Márcio conheceu Sodré há 38 anos e ele já era artista plástico notório e com certa repercussão internacional. Fez amizade com uma importante cantora punk alemã da época chamada Nina Roguers, já que rock and roll era uma vertente que também lhe agradava, pois permitia até ensaio de banda em sua casa - como a banda do Márcio, Linha de Montagem. Foi Márcio quem chamou o socorro que não custou a chegar após ouvir um barulho alto no portão da frente. Ele não sabia que era Adir, tentou fazer massagem cardíaca, mas mesmo assim ele não resistiu e, rapidamente, faleceu.
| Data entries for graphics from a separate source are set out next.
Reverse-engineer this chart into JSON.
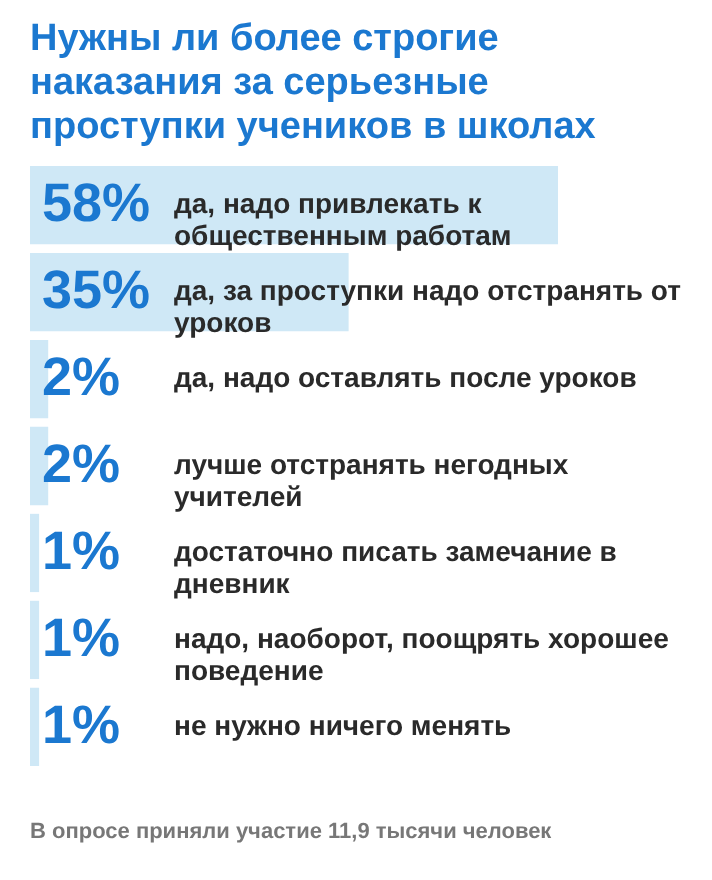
{
  "chart_data": {
    "type": "bar",
    "orientation": "horizontal",
    "title": "Нужны ли более строгие наказания за серьезные проступки  учеников в школах",
    "categories": [
      "да, надо привлекать к общественным работам",
      "да, за проступки надо отстранять от уроков",
      "да, надо оставлять после уроков",
      "лучше отстранять негодных учителей",
      "достаточно писать замечание в дневник",
      "надо, наоборот, поощрять хорошее поведение",
      "не нужно ничего менять"
    ],
    "values": [
      58,
      35,
      2,
      2,
      1,
      1,
      1
    ],
    "value_labels": [
      "58%",
      "35%",
      "2%",
      "2%",
      "1%",
      "1%",
      "1%"
    ],
    "color": "#cfe8f6",
    "annotations": [
      "В опросе приняли участие 11,9 тысячи человек"
    ]
  }
}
Outro amigo próximo e que se emocionou quando soube de sua partida foi o ator André D'Lucca, ainda vestido de sua personagem Almerinda, gravou uma publicação em seu storie com a maquiagem borrando em lágrimas ao cancelar o compromisso que havia feito com o público. Abalado, ele só disse que não tinha condições de continuar. Sua casa também é cheia de obras de Adir, quando o artista o presenteou, todas que ele guarda com muito carinho. 

Um homem da rua, dos muros e dos museus

Algumas das obras de Adir que ganharam grande notoriedade foram Falos e Flores (1986) e Orgia das Frutas (1987). Pesquisador e apaixonado pela história da arte, em vida disse que eram muitas as referências, entre elas mencionou pintores como Vincent van Gogh (1853-1890) e Diego Velázquez (1599-1660). Crítico e politizado, nos anos 80 começou a reforçar seus posicionamentos com temas que evidenciavam, por exemplo, as causas que prejudicavam os povos indígenas, como as constantes tomadas de terras e o consumismo que prejudica a natureza, representado em algumas de suas obras notadas pela crítica, entre elas, Dolores Descartável (1984).

O laudo que confirma a causa de sua morte ainda não foi divulgado pelos familiares. Adir foi sepultado na tarde desta terça (11), no cemitério Parque Bom Jesus, em Cuiabá.